De manière générale, l’ensemble de ces capacités attentionnelles vont se renforcer avec le développement et la maturation cérébrale.

Comment l’attention est-elle évaluée ?

Ces différentes modalités attentionnelles peuvent être évaluées par des tests neuropsychologiques, les plus connus étant le TEA-CH (Test d’Évaluation de l’Attention chez l’enfant) et la NEPSY (acronyme de NEuroPSYchologie) ou le CPT (Continuous Performance Task). Ces tests possèdent des normes en fonction de l’âge de l’enfant. Les difficultés attentionnelles individuelles vont donc être définies en fonction de l’âge et souvent en comparaison à ces normes. 

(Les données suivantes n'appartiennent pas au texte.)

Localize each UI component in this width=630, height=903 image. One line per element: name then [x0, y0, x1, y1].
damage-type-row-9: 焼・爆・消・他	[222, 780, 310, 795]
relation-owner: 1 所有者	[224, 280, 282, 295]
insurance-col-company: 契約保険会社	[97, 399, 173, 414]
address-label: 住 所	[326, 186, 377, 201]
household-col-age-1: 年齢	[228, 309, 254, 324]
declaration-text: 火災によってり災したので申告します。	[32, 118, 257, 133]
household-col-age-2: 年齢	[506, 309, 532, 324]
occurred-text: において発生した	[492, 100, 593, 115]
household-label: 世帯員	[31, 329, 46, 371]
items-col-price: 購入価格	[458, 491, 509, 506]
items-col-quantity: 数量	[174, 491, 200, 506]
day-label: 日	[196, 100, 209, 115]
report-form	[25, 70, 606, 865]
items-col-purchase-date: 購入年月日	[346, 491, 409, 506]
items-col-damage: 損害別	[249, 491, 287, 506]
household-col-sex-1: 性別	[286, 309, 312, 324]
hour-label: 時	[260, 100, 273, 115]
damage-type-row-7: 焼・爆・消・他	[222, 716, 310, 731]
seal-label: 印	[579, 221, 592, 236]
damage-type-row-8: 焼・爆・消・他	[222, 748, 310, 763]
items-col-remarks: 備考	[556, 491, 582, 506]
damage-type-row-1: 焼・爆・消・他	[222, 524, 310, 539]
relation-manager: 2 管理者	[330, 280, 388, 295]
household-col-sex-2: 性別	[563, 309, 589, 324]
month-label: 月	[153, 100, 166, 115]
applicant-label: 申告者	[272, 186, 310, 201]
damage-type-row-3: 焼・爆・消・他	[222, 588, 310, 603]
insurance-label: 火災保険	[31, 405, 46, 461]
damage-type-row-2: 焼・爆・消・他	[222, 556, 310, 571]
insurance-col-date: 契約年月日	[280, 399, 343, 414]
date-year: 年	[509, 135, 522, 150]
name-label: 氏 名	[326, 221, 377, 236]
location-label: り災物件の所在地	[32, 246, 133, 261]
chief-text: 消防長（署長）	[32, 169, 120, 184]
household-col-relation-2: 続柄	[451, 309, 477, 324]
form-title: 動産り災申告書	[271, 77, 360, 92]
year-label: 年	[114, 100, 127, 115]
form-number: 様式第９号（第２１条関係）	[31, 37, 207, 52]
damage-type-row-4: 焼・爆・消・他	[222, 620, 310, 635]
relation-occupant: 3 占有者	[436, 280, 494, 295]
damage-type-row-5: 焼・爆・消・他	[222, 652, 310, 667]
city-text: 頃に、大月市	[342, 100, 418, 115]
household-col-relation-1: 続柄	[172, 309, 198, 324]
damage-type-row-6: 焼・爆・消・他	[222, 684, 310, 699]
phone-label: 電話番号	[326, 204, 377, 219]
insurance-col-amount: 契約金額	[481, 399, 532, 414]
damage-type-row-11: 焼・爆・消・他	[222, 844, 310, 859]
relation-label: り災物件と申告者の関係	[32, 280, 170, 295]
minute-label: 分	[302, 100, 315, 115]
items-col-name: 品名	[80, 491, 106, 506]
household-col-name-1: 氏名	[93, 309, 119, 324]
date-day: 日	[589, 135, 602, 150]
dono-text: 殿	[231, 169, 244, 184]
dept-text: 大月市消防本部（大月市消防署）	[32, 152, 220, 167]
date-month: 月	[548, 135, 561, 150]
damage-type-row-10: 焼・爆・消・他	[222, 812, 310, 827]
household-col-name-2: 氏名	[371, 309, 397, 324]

Cependant des difficultés attentionnelles dépistées dans un contexte de test ne signifient pas automatiquement que cet enfant a un diagnostic de Trouble du Déficit de l’Attention. C’est un des éléments du diagnostic mais non suffisant.  C’est néanmoins utile dans le cadre de la démarche diagnostique comme évoqué dans la fiche précédente.

Conclusion:

Nous espérons qu’une meilleure compréhension des processus attentionnels, de leurs développements et de leurs fonctionnements permet de mieux appréhender la place de l’attention dans le quotidien de votre enfant.

 

Références:

Dehaene, S. (2014a). Fondements cognitifs des apprentissages scolaires : l’attention et le contrôle exécutif. Collège de France. Collège de France.

Dehaene, S. (2014c). Les grands principes de l’apprentissage. Collège de France.

Posner, M. I. (2011). Attention in a social world. Oxford University Press.

Lachaux, J. P. (2016). Les petites bulles de l’attention: se concentrer dans un monde de distractions. Odile Jacob.